When bartering in the Cloud things can get dicey. With this in mind I came up with some tips to help eliminate surprises in your personal mobile economy.
Mobile apps have revolutionized our personal finances. Spending money on the Internet is simpler than carrying cash or writing checks. That’s why I know so many people who have their credit card information memorized for online shopping. However, with increased accessibility come increased security risks, some of which might not be so obvious to casual users.
The beauty of Venmo is seemingly instant transactions. You’re short on cash, you forgot your wallet, or the server won’t split the check. So, you Venmo your friend a sushi emoji with the agreed upon amount, and the friend’s Venmo balance reflects the exchange of money immediately. Venmo exists for easy and quick payments such as this.
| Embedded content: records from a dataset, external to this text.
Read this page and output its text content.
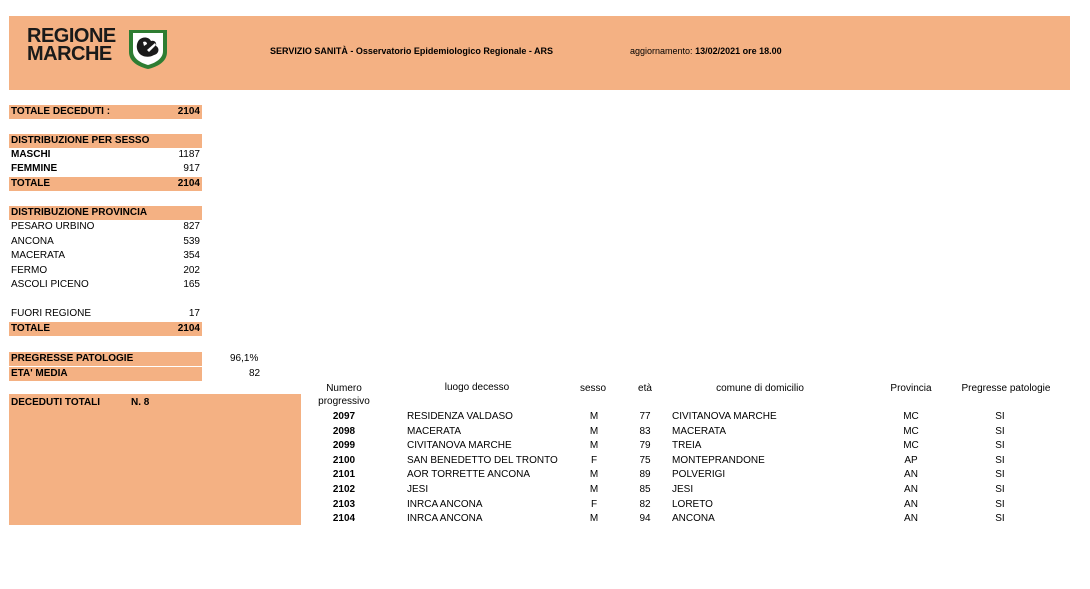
REGIONE
MARCHE	SERVIZIO SANITÀ - Osservatorio Epidemiologico Regionale - ARS	aggiornamento: 13/02/2021 ore 18.00
TOTALE DECEDUTI :	2104
DISTRIBUZIONE PER SESSO
MASCHI	1187
FEMMINE	917
TOTALE	2104
DISTRIBUZIONE PROVINCIA
PESARO URBINO	827
ANCONA	539
MACERATA	354
FERMO	202
ASCOLI PICENO	165
FUORI REGIONE	17
TOTALE	2104
PREGRESSE PATOLOGIE	96,1%
ETA' MEDIA	82
DECEDUTI TOTALI	N. 8
Numero
progressivo
luogo decesso	sesso	età	comune di domicilio	Provincia	Pregresse patologie
2097	RESIDENZA VALDASO	M	77	CIVITANOVA MARCHE	MC	SI
2098	MACERATA	M	83	MACERATA	MC	SI
2099	CIVITANOVA MARCHE	M	79	TREIA	MC	SI
2100	SAN BENEDETTO DEL TRONTO	F	75	MONTEPRANDONE	AP	SI
2101	AOR TORRETTE ANCONA	M	89	POLVERIGI	AN	SI
2102	JESI	M	85	JESI	AN	SI
2103	INRCA ANCONA	F	82	LORETO	AN	SI
2104	INRCA ANCONA	M	94	ANCONA	AN	SI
But in reality, money is not transferred immediately. Funds won’t be transferred between accounts for at least a full business day. Scammers have taken advantage of Venmo users who aren’t aware of this system. In the period of time that the transaction takes to process, one user can cancel the transaction.
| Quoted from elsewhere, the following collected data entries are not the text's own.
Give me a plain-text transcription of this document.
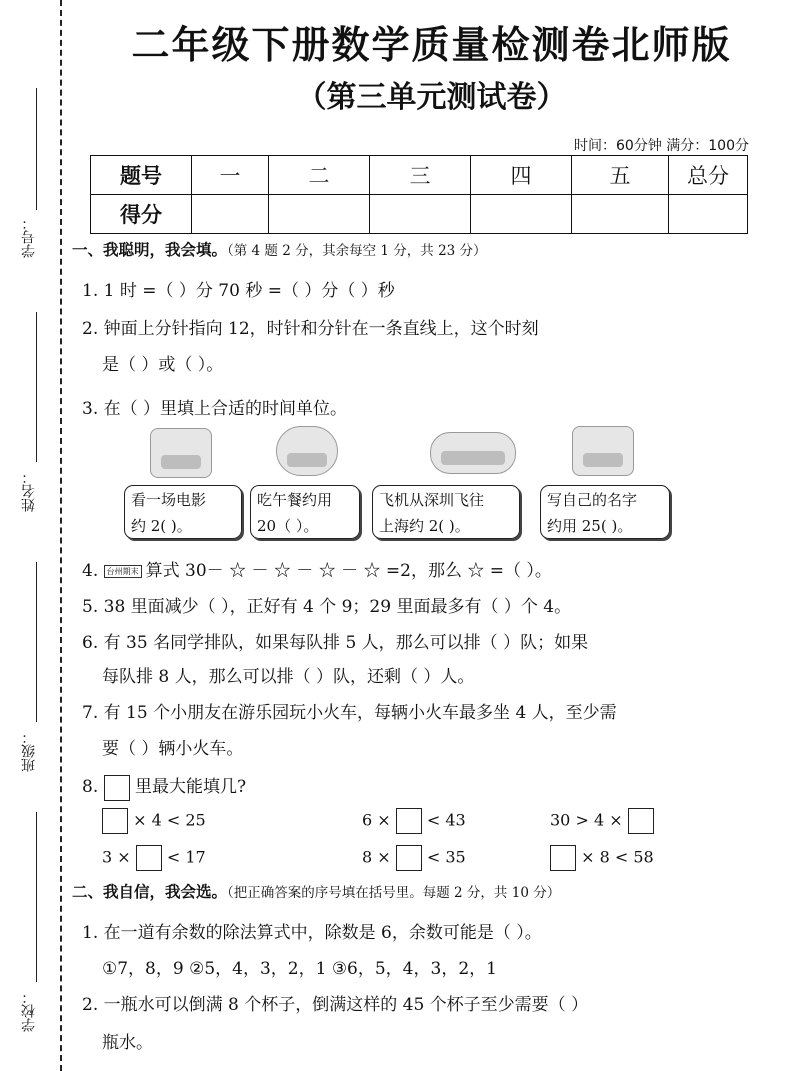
学号：
姓名：
班级：
学校：
二年级下册数学质量检测卷北师版
（第三单元测试卷）
时间：60分钟 满分：100分
题号	一	二	三	四	五	总分
得分						
一、我聪明，我会填。（第 4 题 2 分，其余每空 1 分，共 23 分）
1. 1 时 =（ ）分 70 秒 =（ ）分（ ）秒
2. 钟面上分针指向 12，时针和分针在一条直线上，这个时刻
是（ ）或（ ）。
3. 在（ ）里填上合适的时间单位。
看一场电影
约 2( )。
吃午餐约用
20（ ）。
飞机从深圳飞往
上海约 2( )。
写自己的名字
约用 25( )。
4. 台州期末 算式 30－ ☆ － ☆ － ☆ － ☆ =2，那么 ☆ =（ ）。
5. 38 里面减少（ ），正好有 4 个 9；29 里面最多有（ ）个 4。
6. 有 35 名同学排队，如果每队排 5 人，那么可以排（ ）队；如果
每队排 8 人，那么可以排（ ）队，还剩（ ）人。
7. 有 15 个小朋友在游乐园玩小火车，每辆小火车最多坐 4 人，至少需
要（ ）辆小火车。
8. 里最大能填几?
× 4 < 25	6 × < 43	30 > 4 ×
3 × < 17	8 × < 35	× 8 < 58
二、我自信，我会选。（把正确答案的序号填在括号里。每题 2 分，共 10 分）
1. 在一道有余数的除法算式中，除数是 6，余数可能是（ ）。
①7，8，9 ②5，4，3，2，1 ③6，5，4，3，2，1
2. 一瓶水可以倒满 8 个杯子，倒满这样的 45 个杯子至少需要（ ）
瓶水。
To put it in perspective, when you decide to sell your Coachella ticket because you don’t want to watch Beyoncé give birth on stage make sure you let the Venmo charge sit for a day before you send the tickets. If you send the tickets too soon the buyer could cancel the charge. The fake buyer gets the tickets, and you don’t get paid. According to Slate, hundreds of thousands of dollars have been stolen on Venmo in this fashion. Beware of strangers who insist on using Venmo.
Business transactions on Venmo, in general, are probably a bad idea. Especially because if you get ripped off Venmo won’t back you up. Their user agreement states, “Business, commercial, or merchant transactions may not be conducted using personal accounts.”
The best way to not get scammed is to secure your apps. Mobile apps are constantly taking steps to improve authentication of transactions. Venmo sends an email notification when there’s activity on your account. Twitter and Instagram send notifications when you log in on a new device. Pay attention to these notifications, even if it’s just a glance. However, leaving the security of your finances to apps themselves would be unwise. You should take steps to secure your apps before a problem occurs.
If your phone gets stolen your pass code on the lock screen is not enough to keep your apps safe (see wikiHow article entitled “How to Hack an iPhone’s Pass Code (with Pictures)”). Venmo has a security feature that requires a fingerprint or pass code every time the app is opened. Extra security won’t garuantee the safety of your money, but it could slow down a hacker long enough to allow you to cancel your Venmo account or credit card.
For more Venmo related fun, check out a website called Vicemo which collects all public transactions related to drugs, booze, and sex.